Drawing on the very latest research, you’ll find out how
· Sidestep PMS ‘cravings’ by eating more – you burn up to 11% extra calories in the luteal phase! · Exercise in a way that’s invigorating instead of draining · Understand your sex drive and why it changes across the month · Navigate motivational and energy dips without added stress · Use anti-inflammatory foods to ease PMS
Providing you with a science-backed roadmap to understanding PMS and the more severe form, PMDD, this book will empower you to finally take control and feel at your best whether you have your period or not.
This was a genuinely extremely helpful book, that has literally changed the way I view my body. I feel more comfortable and confident in it, now that I understand that my cycling is normal and driven by estrogen and progesterone. I also feel validated in the cycling (but a little stupid I didn’t realise sooner!). Also, the science is fascinating and easy to digest (as I’m not a scientist in this field). I’ve recommended this book to everyone around me.
Atrocious science and atrocious writing. I only managed to read a few chapters and skim a few more, as the innumerable scientific errors and poor communication style were too much to bear.
For starters: multiple graphs and illustrations are comically childish. They lack correct labels on the axis, error bars, p-values or any indication if the results are statistically significant. I imagine this is because the author wants this book to have a more "approachable" style, but the title is called "the New Science of Why We PMS" and the author leans a great deal on her scientific credentials. So it is also quite disappointing when you see her repeatedly leap to conclusions that should instead be the basis for research. One example is at the start of Chapter 7 where she plainly states on one topic: "This [has] only been studied in heterosexual men, but I am guessing that lesbian women find their partners sexier at high fertility too." Guessing?!? That is precisely the kind of question that would make for an interesting hypothesis, but certainly any researcher worth their salt would not presume to know what the answer would be. There are many other examples like this throughout the book, too many to list here.

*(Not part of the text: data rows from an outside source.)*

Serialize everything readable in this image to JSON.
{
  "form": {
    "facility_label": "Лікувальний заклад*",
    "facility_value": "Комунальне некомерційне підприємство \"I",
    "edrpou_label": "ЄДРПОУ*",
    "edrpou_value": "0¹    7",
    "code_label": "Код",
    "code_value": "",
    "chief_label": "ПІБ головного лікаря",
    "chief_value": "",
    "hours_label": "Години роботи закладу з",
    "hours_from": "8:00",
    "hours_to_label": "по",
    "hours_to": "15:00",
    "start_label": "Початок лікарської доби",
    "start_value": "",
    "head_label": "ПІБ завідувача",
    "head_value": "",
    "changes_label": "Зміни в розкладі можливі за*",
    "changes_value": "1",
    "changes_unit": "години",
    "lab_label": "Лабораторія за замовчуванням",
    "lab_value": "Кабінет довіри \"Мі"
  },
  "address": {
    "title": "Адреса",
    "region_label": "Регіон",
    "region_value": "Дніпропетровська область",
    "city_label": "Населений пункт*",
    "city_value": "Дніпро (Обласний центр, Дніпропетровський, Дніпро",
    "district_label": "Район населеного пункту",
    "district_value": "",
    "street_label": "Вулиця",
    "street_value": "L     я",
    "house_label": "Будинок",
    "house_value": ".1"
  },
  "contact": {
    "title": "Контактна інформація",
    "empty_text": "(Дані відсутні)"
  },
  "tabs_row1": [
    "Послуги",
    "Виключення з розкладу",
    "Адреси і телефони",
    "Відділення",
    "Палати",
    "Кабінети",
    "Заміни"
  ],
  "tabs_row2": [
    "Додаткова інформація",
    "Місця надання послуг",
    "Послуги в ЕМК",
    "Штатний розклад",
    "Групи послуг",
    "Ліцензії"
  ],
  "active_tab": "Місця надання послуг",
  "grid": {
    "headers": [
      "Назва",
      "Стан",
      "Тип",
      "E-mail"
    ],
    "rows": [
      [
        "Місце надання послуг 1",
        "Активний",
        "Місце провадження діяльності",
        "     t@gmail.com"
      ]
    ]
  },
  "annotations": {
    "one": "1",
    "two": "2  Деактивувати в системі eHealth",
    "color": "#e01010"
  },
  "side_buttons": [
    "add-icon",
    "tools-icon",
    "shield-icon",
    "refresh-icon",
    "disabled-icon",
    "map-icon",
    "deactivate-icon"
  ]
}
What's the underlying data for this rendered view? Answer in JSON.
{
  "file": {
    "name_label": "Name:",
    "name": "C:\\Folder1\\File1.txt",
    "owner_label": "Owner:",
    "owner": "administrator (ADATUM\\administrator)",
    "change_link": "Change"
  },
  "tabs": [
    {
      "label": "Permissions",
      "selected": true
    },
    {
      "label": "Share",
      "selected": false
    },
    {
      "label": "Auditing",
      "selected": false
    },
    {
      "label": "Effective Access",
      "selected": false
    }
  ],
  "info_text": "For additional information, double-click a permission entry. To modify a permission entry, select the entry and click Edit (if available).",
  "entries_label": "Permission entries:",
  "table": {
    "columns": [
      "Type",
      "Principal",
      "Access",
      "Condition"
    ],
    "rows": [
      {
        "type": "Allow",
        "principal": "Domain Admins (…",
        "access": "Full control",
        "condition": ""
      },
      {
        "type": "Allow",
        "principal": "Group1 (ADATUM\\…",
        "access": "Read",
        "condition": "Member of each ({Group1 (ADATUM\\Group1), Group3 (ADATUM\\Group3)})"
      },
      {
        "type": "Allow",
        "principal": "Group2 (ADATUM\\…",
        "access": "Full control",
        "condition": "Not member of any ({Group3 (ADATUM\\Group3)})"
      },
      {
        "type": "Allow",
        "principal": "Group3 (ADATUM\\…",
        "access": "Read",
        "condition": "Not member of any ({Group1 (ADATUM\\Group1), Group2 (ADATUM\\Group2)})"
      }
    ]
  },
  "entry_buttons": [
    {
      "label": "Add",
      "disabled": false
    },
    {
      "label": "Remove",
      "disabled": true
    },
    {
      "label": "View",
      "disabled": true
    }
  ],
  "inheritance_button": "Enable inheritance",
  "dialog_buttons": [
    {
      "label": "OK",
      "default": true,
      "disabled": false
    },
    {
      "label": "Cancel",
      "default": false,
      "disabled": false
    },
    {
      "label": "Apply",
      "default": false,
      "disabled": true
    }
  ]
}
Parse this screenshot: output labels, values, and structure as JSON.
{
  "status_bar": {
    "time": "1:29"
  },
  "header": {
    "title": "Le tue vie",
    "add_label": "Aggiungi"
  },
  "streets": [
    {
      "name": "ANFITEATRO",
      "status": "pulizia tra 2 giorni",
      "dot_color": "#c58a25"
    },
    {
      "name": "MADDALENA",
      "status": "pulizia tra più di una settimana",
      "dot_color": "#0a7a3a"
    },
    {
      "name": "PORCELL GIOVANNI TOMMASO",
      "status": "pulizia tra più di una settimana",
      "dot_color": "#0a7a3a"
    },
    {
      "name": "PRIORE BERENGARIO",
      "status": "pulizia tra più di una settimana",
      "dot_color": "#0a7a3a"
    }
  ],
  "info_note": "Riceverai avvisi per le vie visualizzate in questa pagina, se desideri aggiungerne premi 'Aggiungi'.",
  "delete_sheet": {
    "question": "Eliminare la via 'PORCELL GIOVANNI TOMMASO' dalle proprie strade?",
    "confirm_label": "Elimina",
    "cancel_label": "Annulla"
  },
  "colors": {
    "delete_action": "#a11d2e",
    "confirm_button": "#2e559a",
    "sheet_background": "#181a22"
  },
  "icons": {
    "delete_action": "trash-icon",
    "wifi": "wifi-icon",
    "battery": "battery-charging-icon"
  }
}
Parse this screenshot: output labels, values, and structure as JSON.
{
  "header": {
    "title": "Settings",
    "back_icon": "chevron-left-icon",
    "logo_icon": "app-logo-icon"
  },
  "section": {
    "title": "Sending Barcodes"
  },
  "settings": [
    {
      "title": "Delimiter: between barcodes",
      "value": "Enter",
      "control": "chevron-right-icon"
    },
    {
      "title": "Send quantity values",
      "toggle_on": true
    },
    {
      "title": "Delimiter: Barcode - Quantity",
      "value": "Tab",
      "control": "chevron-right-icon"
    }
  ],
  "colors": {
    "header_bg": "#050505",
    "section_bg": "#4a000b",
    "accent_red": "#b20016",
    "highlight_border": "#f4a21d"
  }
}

Similarly in Chapter 7 she cites a statistic that 50-70% of women do not consistently achieve orgasm through intercourse alone as evidence that, in her words, "not all women's bodies are equipped to [orgasm]." This is an appallingly shallow conclusion, in part because there is a considerable body of research on this topic that shows many different factors influence whether a women can orgasm and how frequently (such as partner type, sexual education, cultural upbringing, prior experience, the list goes on and on). I am baffled why the author would draw the conclusion that this statistic indicates women just aren't meant to orgasm or why she would not reference other research in this field.
Speaking of references, you'll note that there are essentially no references cited throughout the book, only a compendium of papers listed at the end. So if you'd like to find which paper some statistic comes from, you have to just do your best to suss out which citation is most likely. This isn't the gravest error, but certainly does not lend credibility to the author.
Overall, this book reads as the manuscript of a researcher who lets her per-conceived notions guide what conclusions she draws from data, rather than the other way around. It doesn't appear the book went through any significant fact checking or review (there are multiple grammatical errors that presumably an editor would've caught). It seems much more in the vein of the numerous pop-science articles that are churned out just for a publication to have some content to show, rather than substance or validity.
While her purported mission - to help women understand their bodies- is admirable, this kind of "science" writing only helps to murky the waters. I'm not sure how this author runs a research lab of their own.